Vitamin E acetate has a consistency that is much like pure THC oil: thick, goopy and viscous. Officials think it was used as a way to dilute THC products.

It’s unclear how vitamin E acetate might harm the lungs, but investigators have a few theories. Schuchat said that particles from the oil could disrupt a coating in the lung necessary for normal breathing. Additionally, when vitamin E acetate is heated to a very high temperature, it creates a byproduct called ketene, which could irritate the lungs.

Still, the findings do “not mean that there are not other substances in e-cigarettes or vaping products that have or are capable of causing lung injury,” Schuchat said. “We know that a persistent but small proportion of EVALI cases do not report the use of THC-containing vaping products.”

Schuchat told reporters it appears that no single dealer or vape producer was behind all of the bootleg products, but that online tutorials encouraging the addition of vitamin E acetate in DIY vape products could have contributed.

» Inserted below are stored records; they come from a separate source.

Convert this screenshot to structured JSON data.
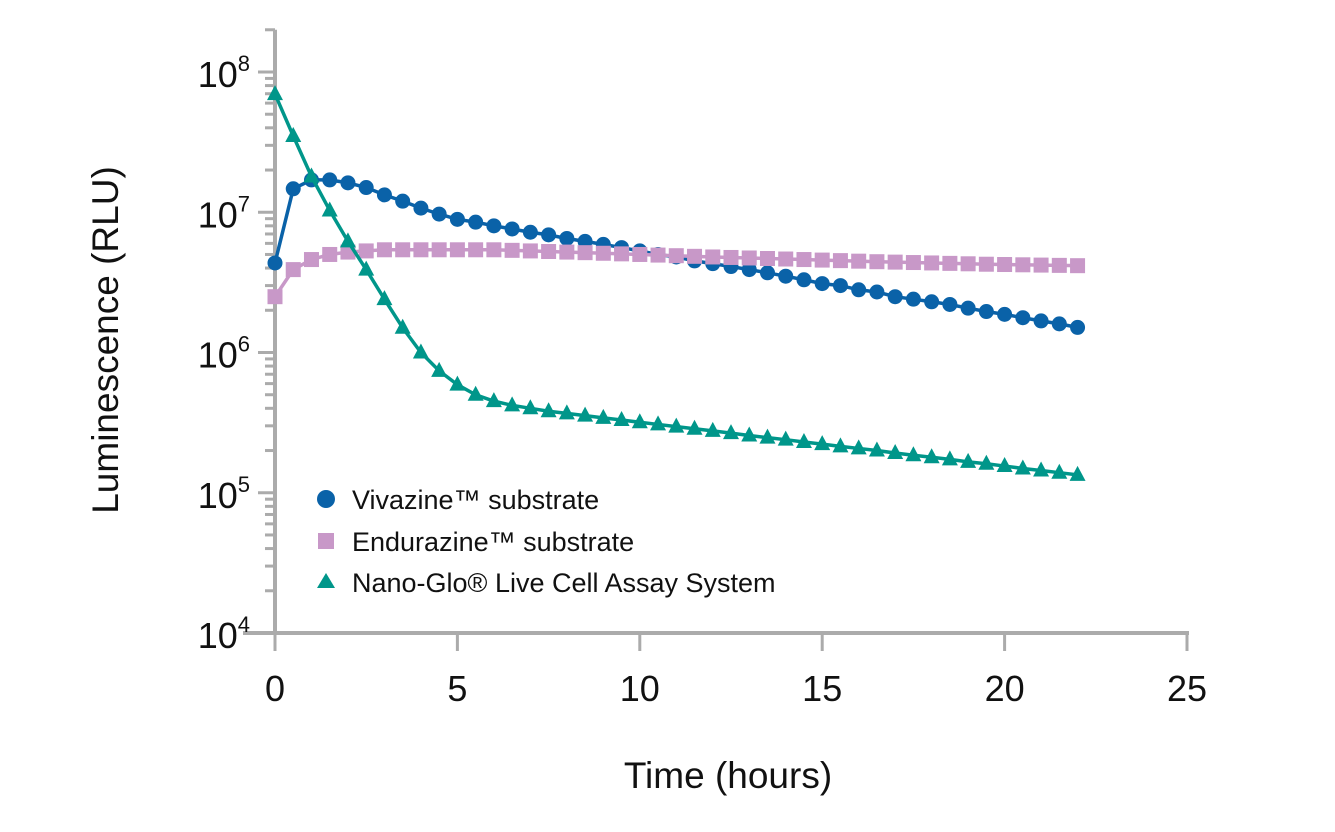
{
  "chart_data": {
    "type": "line",
    "title": "",
    "xlabel": "Time (hours)",
    "ylabel": "Luminescence (RLU)",
    "xlim": [
      0,
      25
    ],
    "ylim": [
      10000,
      200000000
    ],
    "yscale": "log",
    "grid": false,
    "legend_position": "bottom-left",
    "x_ticks": [
      "0",
      "5",
      "10",
      "15",
      "20",
      "25"
    ],
    "y_ticks": [
      {
        "base": "10",
        "exp": "4"
      },
      {
        "base": "10",
        "exp": "5"
      },
      {
        "base": "10",
        "exp": "6"
      },
      {
        "base": "10",
        "exp": "7"
      },
      {
        "base": "10",
        "exp": "8"
      }
    ],
    "x": [
      0,
      0.5,
      1,
      1.5,
      2,
      2.5,
      3,
      3.5,
      4,
      4.5,
      5,
      5.5,
      6,
      6.5,
      7,
      7.5,
      8,
      8.5,
      9,
      9.5,
      10,
      10.5,
      11,
      11.5,
      12,
      12.5,
      13,
      13.5,
      14,
      14.5,
      15,
      15.5,
      16,
      16.5,
      17,
      17.5,
      18,
      18.5,
      19,
      19.5,
      20,
      20.5,
      21,
      21.5,
      22
    ],
    "series": [
      {
        "name": "Vivazine™ substrate",
        "color": "#0a62a8",
        "marker": "circle",
        "values": [
          4350000,
          14700000,
          17000000,
          17000000,
          16200000,
          15000000,
          13300000,
          12000000,
          10700000,
          9700000,
          8900000,
          8500000,
          8000000,
          7600000,
          7200000,
          6900000,
          6500000,
          6200000,
          5900000,
          5600000,
          5300000,
          5000000,
          4800000,
          4500000,
          4300000,
          4100000,
          3900000,
          3700000,
          3500000,
          3300000,
          3100000,
          3000000,
          2800000,
          2700000,
          2500000,
          2400000,
          2300000,
          2200000,
          2070000,
          1960000,
          1870000,
          1770000,
          1680000,
          1600000,
          1510000
        ]
      },
      {
        "name": "Endurazine™ substrate",
        "color": "#c898c8",
        "marker": "square",
        "values": [
          2500000,
          3900000,
          4600000,
          5000000,
          5200000,
          5300000,
          5400000,
          5400000,
          5400000,
          5400000,
          5400000,
          5400000,
          5400000,
          5350000,
          5300000,
          5250000,
          5200000,
          5150000,
          5100000,
          5050000,
          5000000,
          4950000,
          4900000,
          4850000,
          4800000,
          4760000,
          4720000,
          4680000,
          4640000,
          4600000,
          4560000,
          4520000,
          4480000,
          4440000,
          4410000,
          4380000,
          4350000,
          4320000,
          4290000,
          4260000,
          4240000,
          4220000,
          4200000,
          4180000,
          4160000
        ]
      },
      {
        "name": "Nano-Glo® Live Cell Assay System",
        "color": "#00968a",
        "marker": "triangle",
        "values": [
          69600000,
          35000000,
          18000000,
          10300000,
          6200000,
          3900000,
          2400000,
          1500000,
          1000000,
          740000,
          590000,
          500000,
          450000,
          420000,
          400000,
          381000,
          368000,
          355000,
          342000,
          330000,
          318000,
          307000,
          296000,
          286000,
          276000,
          266000,
          256000,
          247000,
          239000,
          230000,
          222000,
          214000,
          207000,
          200000,
          192000,
          185000,
          179000,
          173000,
          166000,
          161000,
          155000,
          149000,
          144000,
          139000,
          134000
        ]
      }
    ],
    "axis_color": "#ababab"
  },
  "legend": {
    "items": [
      {
        "label": "Vivazine™ substrate"
      },
      {
        "label": "Endurazine™ substrate"
      },
      {
        "label": "Nano-Glo® Live Cell Assay System"
      }
    ]
  }
}
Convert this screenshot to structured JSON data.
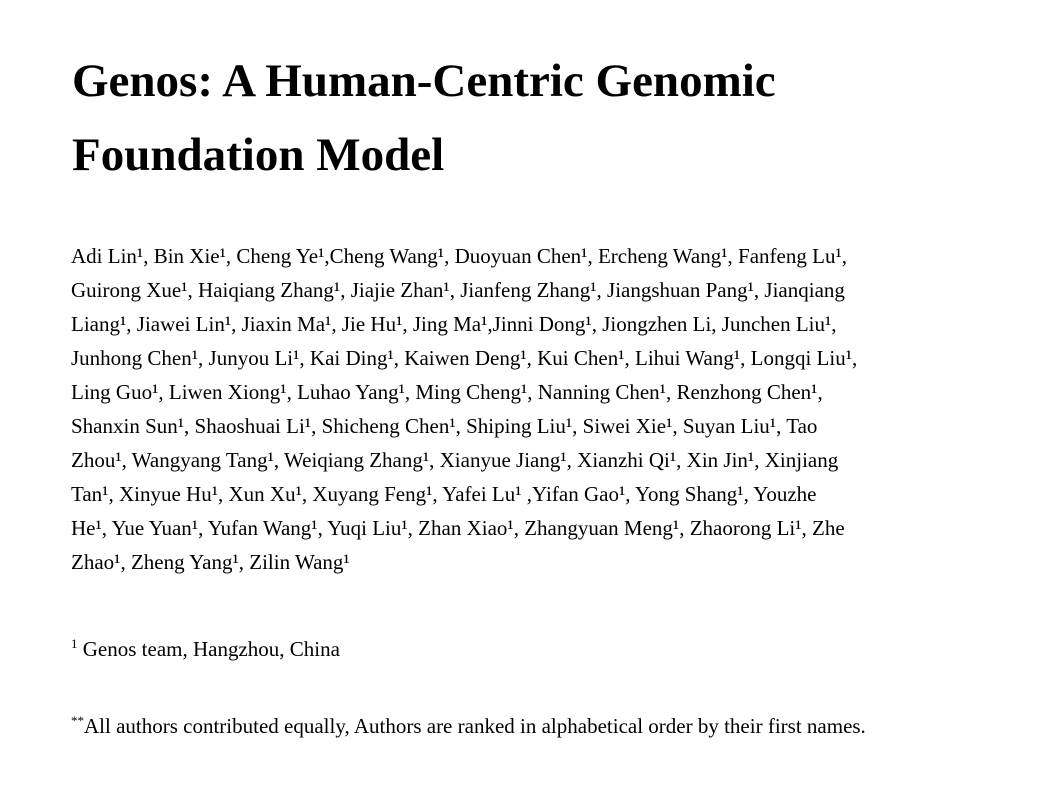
{
  "title": {
    "lines": [
      "Genos: A Human-Centric Genomic",
      "Foundation Model"
    ]
  },
  "authors": {
    "lines": [
      "Adi Lin¹, Bin Xie¹, Cheng Ye¹,Cheng Wang¹, Duoyuan Chen¹, Ercheng Wang¹, Fanfeng Lu¹,",
      "Guirong Xue¹, Haiqiang Zhang¹, Jiajie Zhan¹, Jianfeng Zhang¹, Jiangshuan Pang¹, Jianqiang",
      "Liang¹, Jiawei Lin¹, Jiaxin Ma¹, Jie Hu¹, Jing Ma¹,Jinni Dong¹, Jiongzhen Li, Junchen Liu¹,",
      "Junhong Chen¹, Junyou Li¹, Kai Ding¹, Kaiwen Deng¹, Kui Chen¹, Lihui Wang¹, Longqi Liu¹,",
      "Ling Guo¹, Liwen Xiong¹, Luhao Yang¹, Ming Cheng¹, Nanning Chen¹, Renzhong Chen¹,",
      "Shanxin Sun¹, Shaoshuai Li¹, Shicheng Chen¹, Shiping Liu¹, Siwei Xie¹, Suyan Liu¹, Tao",
      "Zhou¹, Wangyang Tang¹, Weiqiang Zhang¹, Xianyue Jiang¹, Xianzhi Qi¹, Xin Jin¹, Xinjiang",
      "Tan¹, Xinyue Hu¹, Xun Xu¹, Xuyang Feng¹, Yafei Lu¹ ,Yifan Gao¹, Yong Shang¹, Youzhe",
      "He¹, Yue Yuan¹, Yufan Wang¹, Yuqi Liu¹, Zhan Xiao¹, Zhangyuan Meng¹, Zhaorong Li¹, Zhe",
      "Zhao¹, Zheng Yang¹, Zilin Wang¹"
    ]
  },
  "affiliation": {
    "marker": "1",
    "text": " Genos team, Hangzhou, China"
  },
  "note": {
    "marker": "**",
    "text": "All authors contributed equally, Authors are ranked in alphabetical order by their first names."
  }
}
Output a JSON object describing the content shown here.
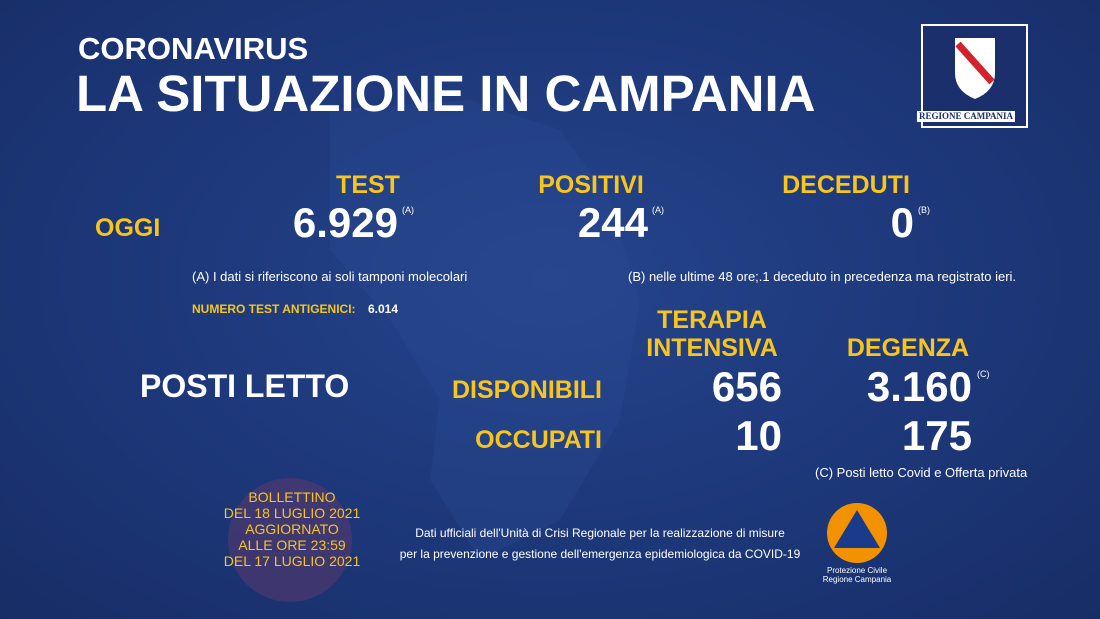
{
  "header": {
    "kicker": "CORONAVIRUS",
    "title": "LA SITUAZIONE IN CAMPANIA"
  },
  "logo": {
    "label": "REGIONE CAMPANIA"
  },
  "today": {
    "label": "OGGI",
    "columns": [
      {
        "heading": "TEST",
        "value": "6.929",
        "note_ref": "(A)"
      },
      {
        "heading": "POSITIVI",
        "value": "244",
        "note_ref": "(A)"
      },
      {
        "heading": "DECEDUTI",
        "value": "0",
        "note_ref": "(B)"
      }
    ]
  },
  "notes": {
    "a": "(A) I dati si riferiscono ai soli tamponi molecolari",
    "b": "(B) nelle ultime 48 ore;.1 deceduto in precedenza ma registrato ieri.",
    "c": "(C) Posti letto Covid e Offerta privata"
  },
  "antigen": {
    "label": "NUMERO TEST ANTIGENICI:",
    "value": "6.014"
  },
  "beds": {
    "label": "POSTI LETTO",
    "headers": [
      [
        "TERAPIA",
        "INTENSIVA"
      ],
      [
        "DEGENZA"
      ]
    ],
    "rows": [
      {
        "label": "DISPONIBILI",
        "values": [
          "656",
          "3.160"
        ],
        "note_ref": "(C)"
      },
      {
        "label": "OCCUPATI",
        "values": [
          "10",
          "175"
        ]
      }
    ]
  },
  "bulletin": [
    "BOLLETTINO",
    "DEL 18 LUGLIO 2021",
    "AGGIORNATO",
    "ALLE ORE 23:59",
    "DEL 17 LUGLIO 2021"
  ],
  "footer": [
    "Dati ufficiali dell'Unità di Crisi Regionale per la realizzazione di misure",
    "per la prevenzione e gestione dell'emergenza epidemiologica da COVID-19"
  ],
  "civil_protection": [
    "Protezione Civile",
    "Regione Campania"
  ]
}
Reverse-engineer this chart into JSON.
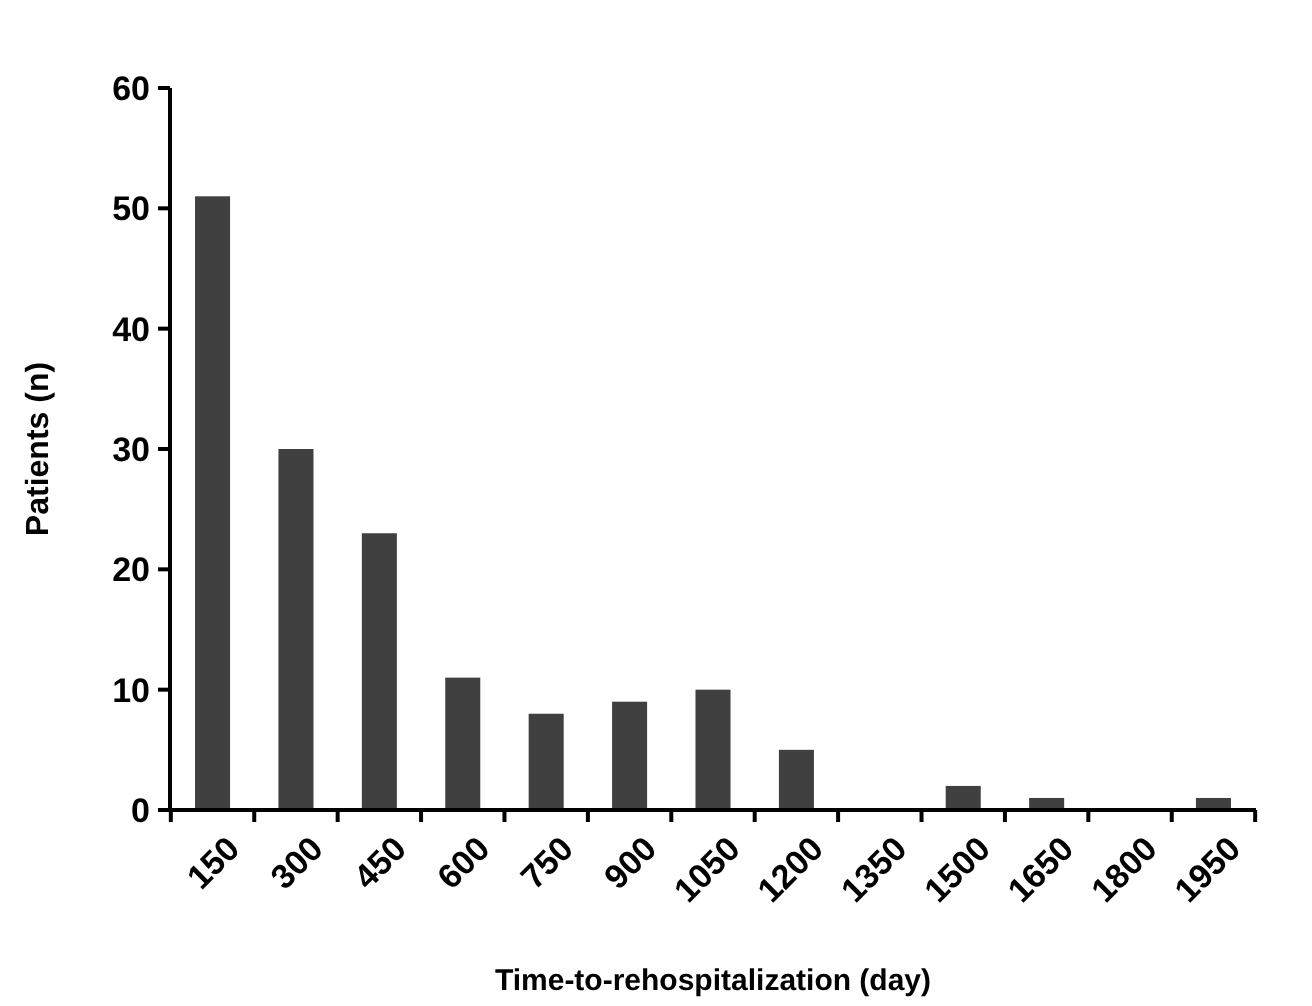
{
  "chart_data": {
    "type": "bar",
    "xlabel": "Time-to-rehospitalization (day)",
    "ylabel": "Patients (n)",
    "categories": [
      "150",
      "300",
      "450",
      "600",
      "750",
      "900",
      "1050",
      "1200",
      "1350",
      "1500",
      "1650",
      "1800",
      "1950"
    ],
    "values": [
      51,
      30,
      23,
      11,
      8,
      9,
      10,
      5,
      0,
      2,
      1,
      0,
      1
    ],
    "color": "#404040",
    "ylim": [
      0,
      60
    ],
    "yticks": [
      0,
      10,
      20,
      30,
      40,
      50,
      60
    ],
    "grid": false
  }
}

“I do believe there were social media factors that likely played a role,” Schuchat said.

Also Friday, the Food and Drug Administration and the Drug Enforcement Administration announced the seizure of 44 websites that advertised the sales of illegal THC vape products. Those websites were discovered as part of “Operation Vapor Lock,” which included interviews with EVALI patients and their families.

However, there has been no definitive link between products listed on those websites and EVALI illnesses. Some sites appear to be fraudulent sites that processed payments, but never delivered products.

“It is a federal crime to advertise the sale of illicit THC vaping cartridges online,” Dr. Stephen Hahn, the newly appointed FDA commissioner, wrote on the agency’s website. “By seizing these websites today, we are able to focus on other online and in-person sources of illegal and potentially dangerous vaping products.”

Lung illness complications

The CDC reports also looked at EVALI patients who were discharged from the hospital, but then re-admitted because of complications. Those patients tended to be over age 50, and also suffer from chronic conditions, such as heart disease, diabetes, sleep apnea and other respiratory illnesses.

Doctors are now advised to follow up with patients within 48 hours after going home from the hospital.

“It is important that physicians and clinical providers work with EVALI patients to ensure follow-up care within two days,” CDC Director Dr. Robert Redfield said in a news release. “Ensuring this timely medical attention and monitoring can save lives.”

People who vape are encouraged to monitor themselves for EVALI symptoms: extreme fatigue, weight loss, cough, trouble breathing, fever, vomiting and diarrhea.